Mais que as mulheres de Agustina (claro – foda-se…), mais que as mulheres do safardanas do Camilo (enfim…), o que desejavas mesmo, o que desejavas mesmo se Deus to permitisse e verdadeiramente o merecesses, era as mulheres que o bom do D. Francisco Manuel de Melo temia que nem lepra. Essas, sim, que sabem de cor os romances e fogem da santimónia, e à consciência da sua própria pele se atendem e entregam, rindo -- e já nem há...

«Pois se elas têm bons dentes, e aquilo que chamam graça na boca, e cova na face, aí lhe digo eu a V. Mce. que está o perigo.»

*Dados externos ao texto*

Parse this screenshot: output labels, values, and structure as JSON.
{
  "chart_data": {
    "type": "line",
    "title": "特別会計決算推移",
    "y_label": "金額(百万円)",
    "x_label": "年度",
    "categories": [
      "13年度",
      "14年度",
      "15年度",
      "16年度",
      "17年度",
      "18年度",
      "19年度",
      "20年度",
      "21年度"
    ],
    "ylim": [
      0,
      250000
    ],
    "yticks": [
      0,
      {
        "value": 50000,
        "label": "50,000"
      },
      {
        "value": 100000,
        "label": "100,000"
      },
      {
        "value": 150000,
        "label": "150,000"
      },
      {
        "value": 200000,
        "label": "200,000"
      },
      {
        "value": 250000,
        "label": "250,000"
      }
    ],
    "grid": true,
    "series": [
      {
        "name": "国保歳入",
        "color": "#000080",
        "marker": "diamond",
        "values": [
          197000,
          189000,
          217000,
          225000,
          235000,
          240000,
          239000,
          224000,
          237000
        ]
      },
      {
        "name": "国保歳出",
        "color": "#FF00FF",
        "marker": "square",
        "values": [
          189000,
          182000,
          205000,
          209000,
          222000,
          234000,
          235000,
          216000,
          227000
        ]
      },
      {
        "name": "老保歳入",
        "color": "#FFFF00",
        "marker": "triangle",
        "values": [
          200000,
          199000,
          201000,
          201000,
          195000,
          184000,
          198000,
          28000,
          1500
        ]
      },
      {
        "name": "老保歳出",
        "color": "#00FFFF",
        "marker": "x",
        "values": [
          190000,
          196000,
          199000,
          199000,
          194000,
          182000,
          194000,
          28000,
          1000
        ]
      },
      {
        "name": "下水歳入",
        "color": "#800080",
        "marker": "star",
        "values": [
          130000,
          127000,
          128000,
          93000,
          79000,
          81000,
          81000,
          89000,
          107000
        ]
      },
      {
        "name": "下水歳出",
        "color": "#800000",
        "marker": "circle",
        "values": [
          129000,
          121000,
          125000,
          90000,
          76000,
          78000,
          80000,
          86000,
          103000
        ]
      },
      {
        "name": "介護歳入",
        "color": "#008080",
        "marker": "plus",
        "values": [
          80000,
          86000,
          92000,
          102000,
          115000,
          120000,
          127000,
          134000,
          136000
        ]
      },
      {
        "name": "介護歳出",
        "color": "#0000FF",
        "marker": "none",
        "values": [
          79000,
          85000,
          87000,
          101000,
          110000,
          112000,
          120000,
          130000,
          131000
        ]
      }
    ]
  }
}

Oh, quanto sabia D. Francisco…

28 maio 2006

A Sibila

As mulheres de Agustina são as mulheres verdadeiras, as que cedem tudo, até o direito de passagem, as que (aparentemente) sucumbem ao poder omnipresente dos seus homens – e no entanto movem os cordelinhos todos do Poder. Agustina, a Sibila, como deve rir-se, por dentro, de tudo isto, sabendo que aos homens fica destinada apenas a ilusão de que mandam – vociferando ordens que, cabisbaixas, as mulheres acabam por cumprir desordenando, sem eles saberem, a ordem dos factores, o lugar dos talheres, os rios dos mapas.

27 maio 2006

Borges

Umberto Eco, em «O Nome da Rosa», chamou Jorge ao bibliotecário cego do convento, guardião dos livros e dos segredos do mundo. Como reagiu Jorge Luis Borges? Com ódio? Com um sorriso?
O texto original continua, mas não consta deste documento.